In day-to-day work, Cherny’s team makes a habit of treating the tool as another participant rather than a distant aid. During code reviews, they call on it directly within colleagues’ pull requests, asking it to supply missing documentation or clarify intent. He also notes that the system does not operate in isolation. It connects readily with outside tools such as Slack for communication, BigQuery for examining data, and Sentry for tracing errors. So, it can be drawn into the ordinary flow of engineering work.

After her remarks drew more attention than she had expected, Jaana Dogan returned to explain what she had meant more clearly. Her aim, she said, was to strip away the excitement and state the facts. Over the past year, Google has produced several versions of the same underlying idea. Each came with its own compromises, and none clearly surpassed the others. When the strongest ideas that endured this process are presented to a coding agent, it can assemble a respectable demonstration version in roughly an hour.

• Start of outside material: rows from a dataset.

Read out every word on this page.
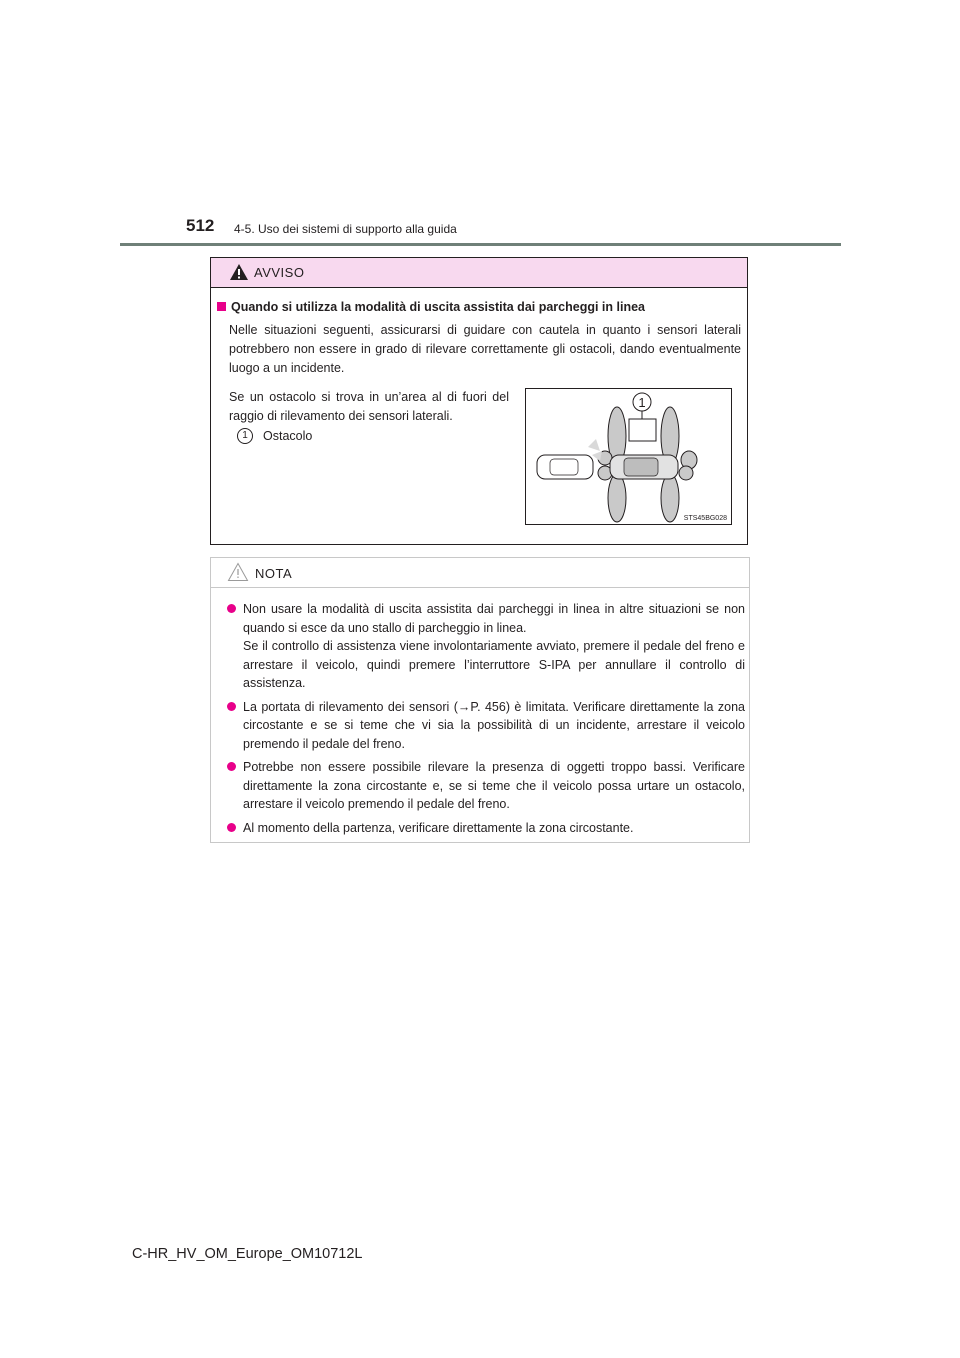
512 4-5. Uso dei sistemi di supporto alla guida
AVVISO
Quando si utilizza la modalità di uscita assistita dai parcheggi in linea
Nelle situazioni seguenti, assicurarsi di guidare con cautela in quanto i sensori laterali potrebbero non essere in grado di rilevare correttamente gli ostacoli, dando eventualmente luogo a un incidente.
Se un ostacolo si trova in un’area al di fuori del raggio di rilevamento dei sensori laterali.
1	Ostacolo
1
STS45BG028
NOTA
Non usare la modalità di uscita assistita dai parcheggi in linea in altre situazioni se non quando si esce da uno stallo di parcheggio in linea.
Se il controllo di assistenza viene involontariamente avviato, premere il pedale del freno e arrestare il veicolo, quindi premere l’interruttore S-IPA per annullare il controllo di assistenza.
La portata di rilevamento dei sensori (→P. 456) è limitata. Verificare direttamente la zona circostante e se si teme che vi sia la possibilità di un incidente, arrestare il veicolo premendo il pedale del freno.
Potrebbe non essere possibile rilevare la presenza di oggetti troppo bassi. Verificare direttamente la zona circostante e, se si teme che il veicolo possa urtare un ostacolo, arrestare il veicolo premendo il pedale del freno.
Al momento della partenza, verificare direttamente la zona circostante.
C-HR_HV_OM_Europe_OM10712L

Dogan was careful to stress that this speed does not come from nowhere. It takes years to absorb experience, test ideas against real products, and discover patterns that will hold up over time. That slow accumulation of understanding is the hard part. Once it exists, the act of building becomes comparatively easy. “It’s totally trivial today, she writes, to take your knowledge and build it again, which wasn’t possible in the past.” Because the work can begin again from the ground up, the results are cleaner, unburdened by the weight of old decisions.

Final Words

What then should we think of the software that is capable of re-creating a year of work in a lunch break? Maybe this: it was never the typing that was the trick. The engineer who spent twelve-month-long wrestling with the distributed agents was not wasting time; the engineer was learning what to ask. Claude Code merely happened to get those questions pre-filtered, debugged, and all the false starts eliminated that actually make discovery so costly. 

The irony is rich. Google, arguably the pioneer of this entire AI revolution, now sees an external tool do in sixty minutes what its own groups have toiled over seasons to achieve. But the response of Dogan, not bitter, but merely a shrug and a “let’s build better” may be the most reasonable answer that can be given.